Produtos como o biodiesel podem representar boas oportunidades de exportação no longo prazo?
Primeiro temos que abastecer o nosso mercado interno e cumprir o aumento da mistura do biodiesel no diesel, como manda a Lei do Combustível do Futuro, mas pode sim. O acordo com a União Europeia é muito amplo e não deixa nada de fora. Em um horizonte de longo prazo, pode haver oportunidade para exportação de biodiesel, cuja produção vem aumentando. O tratado de livre comércio também inclui compras governamentais, cooperação técnica e científica, o que deverá ser muito benéfico.
Fonte: Abiove.
O que os países do Mercosul devem ganhar com o acordo em relação às importações de produtos europeus?

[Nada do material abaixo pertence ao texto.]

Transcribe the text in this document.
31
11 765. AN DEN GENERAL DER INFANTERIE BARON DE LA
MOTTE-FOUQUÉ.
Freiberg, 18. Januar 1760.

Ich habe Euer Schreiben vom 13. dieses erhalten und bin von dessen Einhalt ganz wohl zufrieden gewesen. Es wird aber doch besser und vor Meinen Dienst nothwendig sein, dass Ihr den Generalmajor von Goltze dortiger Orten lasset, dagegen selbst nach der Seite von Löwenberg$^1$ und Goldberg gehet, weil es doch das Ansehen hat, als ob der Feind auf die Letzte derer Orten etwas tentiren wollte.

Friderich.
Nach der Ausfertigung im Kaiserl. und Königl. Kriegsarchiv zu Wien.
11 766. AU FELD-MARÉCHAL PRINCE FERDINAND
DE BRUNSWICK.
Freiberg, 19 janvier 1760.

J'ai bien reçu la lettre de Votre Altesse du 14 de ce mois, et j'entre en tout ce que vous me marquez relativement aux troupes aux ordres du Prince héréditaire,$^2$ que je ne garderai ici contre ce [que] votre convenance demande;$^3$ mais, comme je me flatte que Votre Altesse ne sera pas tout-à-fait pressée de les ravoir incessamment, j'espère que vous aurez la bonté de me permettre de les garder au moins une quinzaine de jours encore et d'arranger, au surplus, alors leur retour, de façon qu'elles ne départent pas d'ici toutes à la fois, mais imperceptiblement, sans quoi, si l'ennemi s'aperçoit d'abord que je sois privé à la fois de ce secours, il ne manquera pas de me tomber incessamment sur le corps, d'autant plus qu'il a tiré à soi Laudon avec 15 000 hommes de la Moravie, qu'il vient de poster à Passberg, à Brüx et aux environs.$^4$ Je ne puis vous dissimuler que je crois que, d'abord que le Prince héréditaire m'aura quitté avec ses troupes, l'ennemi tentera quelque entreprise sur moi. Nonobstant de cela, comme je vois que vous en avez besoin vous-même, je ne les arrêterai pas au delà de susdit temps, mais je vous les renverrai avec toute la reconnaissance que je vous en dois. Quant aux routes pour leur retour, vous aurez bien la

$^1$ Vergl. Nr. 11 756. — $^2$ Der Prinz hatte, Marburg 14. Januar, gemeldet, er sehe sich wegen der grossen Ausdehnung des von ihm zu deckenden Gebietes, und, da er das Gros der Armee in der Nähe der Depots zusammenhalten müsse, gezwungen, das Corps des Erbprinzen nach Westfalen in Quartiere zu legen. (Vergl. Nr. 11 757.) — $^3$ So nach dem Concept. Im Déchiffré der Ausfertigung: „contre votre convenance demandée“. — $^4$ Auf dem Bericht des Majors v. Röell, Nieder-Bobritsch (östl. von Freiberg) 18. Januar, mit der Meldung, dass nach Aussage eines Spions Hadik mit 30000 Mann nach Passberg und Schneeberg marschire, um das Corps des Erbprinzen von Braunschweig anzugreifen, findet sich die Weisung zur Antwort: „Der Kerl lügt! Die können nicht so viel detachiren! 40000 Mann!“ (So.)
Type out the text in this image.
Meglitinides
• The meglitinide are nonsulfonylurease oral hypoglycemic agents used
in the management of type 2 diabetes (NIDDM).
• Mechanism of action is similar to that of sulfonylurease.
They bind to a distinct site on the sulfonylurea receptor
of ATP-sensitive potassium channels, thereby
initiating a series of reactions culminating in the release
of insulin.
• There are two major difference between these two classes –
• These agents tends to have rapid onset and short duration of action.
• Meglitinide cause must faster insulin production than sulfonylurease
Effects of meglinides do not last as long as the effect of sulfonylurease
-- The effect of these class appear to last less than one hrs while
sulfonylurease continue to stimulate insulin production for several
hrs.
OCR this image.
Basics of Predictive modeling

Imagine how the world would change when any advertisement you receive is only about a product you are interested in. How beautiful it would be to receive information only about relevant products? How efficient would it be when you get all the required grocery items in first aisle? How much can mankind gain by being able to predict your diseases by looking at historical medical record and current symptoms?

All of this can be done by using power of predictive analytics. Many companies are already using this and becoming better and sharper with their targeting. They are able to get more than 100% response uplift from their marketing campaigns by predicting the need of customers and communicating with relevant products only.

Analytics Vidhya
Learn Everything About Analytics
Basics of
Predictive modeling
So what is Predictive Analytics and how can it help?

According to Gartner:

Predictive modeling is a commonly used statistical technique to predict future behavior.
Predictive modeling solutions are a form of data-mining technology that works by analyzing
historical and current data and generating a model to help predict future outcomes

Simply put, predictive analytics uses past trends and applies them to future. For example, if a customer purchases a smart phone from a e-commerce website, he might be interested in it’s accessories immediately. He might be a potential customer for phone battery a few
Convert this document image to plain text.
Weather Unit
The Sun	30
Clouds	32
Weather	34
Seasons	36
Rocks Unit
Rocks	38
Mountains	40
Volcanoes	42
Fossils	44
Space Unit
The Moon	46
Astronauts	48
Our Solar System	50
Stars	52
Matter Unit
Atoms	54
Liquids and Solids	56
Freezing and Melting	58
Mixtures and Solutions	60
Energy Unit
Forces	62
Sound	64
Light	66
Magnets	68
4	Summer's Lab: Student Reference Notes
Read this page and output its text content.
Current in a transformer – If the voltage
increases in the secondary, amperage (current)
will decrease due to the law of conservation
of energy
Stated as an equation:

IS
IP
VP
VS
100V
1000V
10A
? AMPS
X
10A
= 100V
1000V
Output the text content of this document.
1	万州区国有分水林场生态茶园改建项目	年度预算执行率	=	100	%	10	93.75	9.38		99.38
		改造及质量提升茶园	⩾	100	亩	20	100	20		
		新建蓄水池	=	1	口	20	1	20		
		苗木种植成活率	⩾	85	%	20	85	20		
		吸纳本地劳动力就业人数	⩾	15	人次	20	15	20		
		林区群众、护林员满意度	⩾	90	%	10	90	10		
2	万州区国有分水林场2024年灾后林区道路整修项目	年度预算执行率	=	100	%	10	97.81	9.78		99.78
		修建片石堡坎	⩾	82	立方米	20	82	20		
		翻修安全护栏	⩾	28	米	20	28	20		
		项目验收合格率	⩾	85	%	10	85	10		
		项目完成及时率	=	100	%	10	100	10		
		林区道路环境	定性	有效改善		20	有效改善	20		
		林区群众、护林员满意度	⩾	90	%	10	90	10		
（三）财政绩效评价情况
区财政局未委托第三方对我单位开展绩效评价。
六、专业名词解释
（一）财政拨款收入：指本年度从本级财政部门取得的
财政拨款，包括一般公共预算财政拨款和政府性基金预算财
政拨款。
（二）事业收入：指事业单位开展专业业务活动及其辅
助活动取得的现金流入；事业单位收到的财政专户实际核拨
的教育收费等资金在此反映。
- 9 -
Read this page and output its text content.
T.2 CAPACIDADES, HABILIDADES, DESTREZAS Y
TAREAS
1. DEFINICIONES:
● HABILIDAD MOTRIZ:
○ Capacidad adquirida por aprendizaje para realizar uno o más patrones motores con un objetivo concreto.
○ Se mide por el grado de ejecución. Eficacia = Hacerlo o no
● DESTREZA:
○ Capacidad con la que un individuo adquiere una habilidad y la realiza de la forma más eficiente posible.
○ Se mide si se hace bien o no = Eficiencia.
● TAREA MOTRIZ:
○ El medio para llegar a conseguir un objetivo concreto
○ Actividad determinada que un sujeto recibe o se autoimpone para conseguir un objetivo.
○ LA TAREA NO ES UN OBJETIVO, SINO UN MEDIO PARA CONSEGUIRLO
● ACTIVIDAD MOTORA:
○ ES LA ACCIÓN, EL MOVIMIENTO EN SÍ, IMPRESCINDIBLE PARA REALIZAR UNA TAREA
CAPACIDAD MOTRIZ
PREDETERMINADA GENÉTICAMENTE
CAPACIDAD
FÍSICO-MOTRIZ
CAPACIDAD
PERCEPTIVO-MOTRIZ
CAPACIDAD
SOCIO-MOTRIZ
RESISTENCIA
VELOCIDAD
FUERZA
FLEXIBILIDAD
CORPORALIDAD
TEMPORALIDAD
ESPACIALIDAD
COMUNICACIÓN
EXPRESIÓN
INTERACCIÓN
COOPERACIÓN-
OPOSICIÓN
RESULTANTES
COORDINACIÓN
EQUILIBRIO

Vamos ter um acesso mais amplo a itens como máquinas, equipamentos, insumos farmacêuticos e produtos químicos, por exemplo, que terão tarifa zero ou uma redução tarifária considerável. Para máquinas, será tarifa zero. É importante lembrar que o acordo também representa um incentivo para empresas europeias investirem no Brasil, o que é muito positivo para a economia.
Em relação aos demais acordos de livre comércio que estão sendo negociados, quais têm mais chance de serem assinados?
O Mercosul está avançando na negociação com os Emirados Árabes, que são um hub importante de distribuição no Oriente Médio. O Brasil já tem uma participação importante na venda de frango para os Emirados e eles têm um plano forte de investimento no Brasil, inclusive para produzir biodiesel. Esse acordo deve sair rápido.
Também iniciamos um diálogo com o Vietnã e estamos negociando com o Canadá, mas esse acordo deve demorar mais devido principalmente a questões relacionadas ao protecionismo da agropecuária canadense. De qualquer forma, a assinatura do acordo com a União Europeia é muito importante para estimular outros blocos econômicos e países a seguirem o mesmo caminho. A tendência é que outros países também queiram garantir um acesso facilitado ao mercado brasileiro, que é o maior da América Latina, e olhem com mais carinho para possíveis acordos comerciais com o Mercosul.